The Snowball scripts on this site define the codings of accented letters and other non-ASCII forms in a series of explicit declarations. For example, the German stemmer includes the lines

    /* special characters (in ISO Latin I) */

    stringdef a"   hex 'E4'
    stringdef o"   hex 'F6'
    stringdef u"   hex 'FC'
    stringdef ss   hex 'DF'

In the ISO Latin I code set, hex E4, F6, FC and DF are the numeric values of characters ä, ö, ü and ß respectively. These codings in the stemmer scripts then correspond to the codings used in the sample data.

For a more general approach, you may wish to replace the set of  stringdefs by a  get  directive of the form,

    get 'ISO-Latin-1'

possibly compiling with an  -include  option that declares the directory where this and other files are held,

    snowball gstem.sbl -o gstem ... -include /home/shazzer/snowball/codesets

Appropriate code sets for ISO Latin I are provided via the links above, and others will be added on demand or if submitted to us.

For Russian, two sets of  stringdefs are given in the script — KOI8-R, and (commented out) Unicode. For the other stemmers currently on offer the Unicode placings correspond to the ISO-Latin I placings, so no extra headers for Unicode need, at present, be given.

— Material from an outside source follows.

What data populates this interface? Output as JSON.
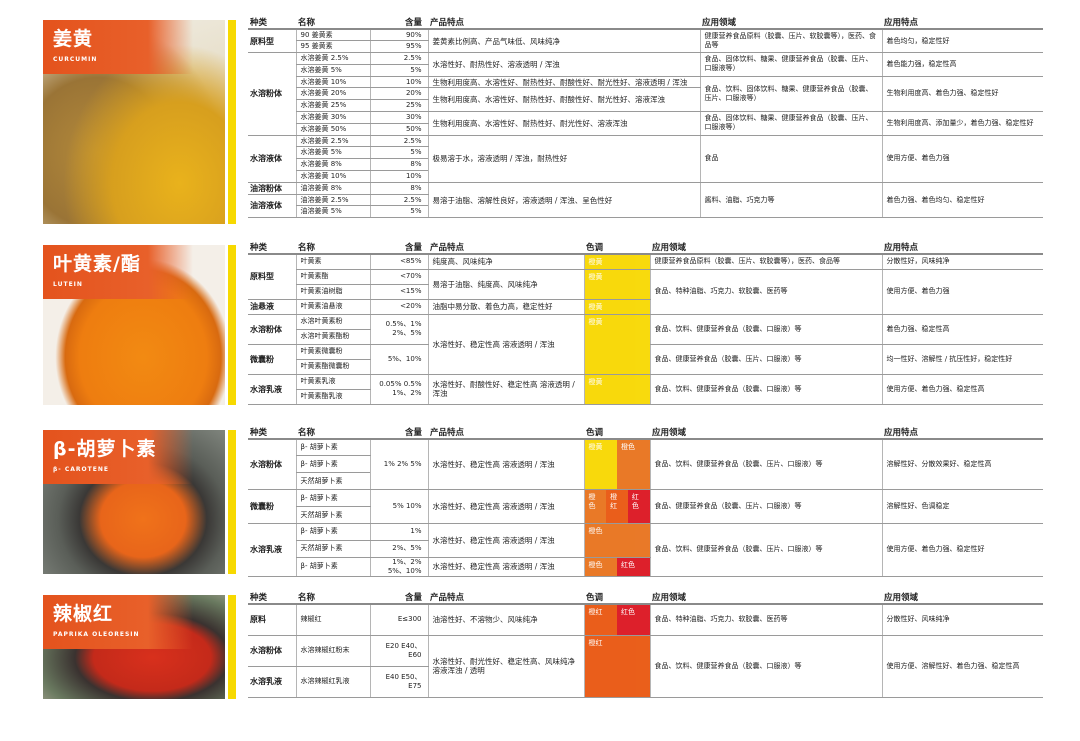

If you wish to describe other Latin-alphabet based codesets for use in Snowball headers, you should adhere to the following conventions:

accent ASCII form example
acute single quote  e' for é
grave grave  a` for à
umlaut double quote  u" for ü
circumflex circumflex  i^ for î
cedilla comma  c, for ç
tilde tilde  n~ for ñ
ring letter o  ao for å
line through solidus  o/ for ø
breve plus  a+ for ă
double acute letter q  oq for ő

And, should they ever arise, use  r  for left and right hook (as in Polish), and  v  for hacek (as in Czech).

The ‘line-through’ accent covers a numbers of miscellaneous cases: the Scandinavian  o/, Icelandic  d/  and Polish  l/.

Use  ae  and  ss  for æ ligature and the German ß, with upper case forms  AE  and  SS. Use  th  for Icelandic thorn.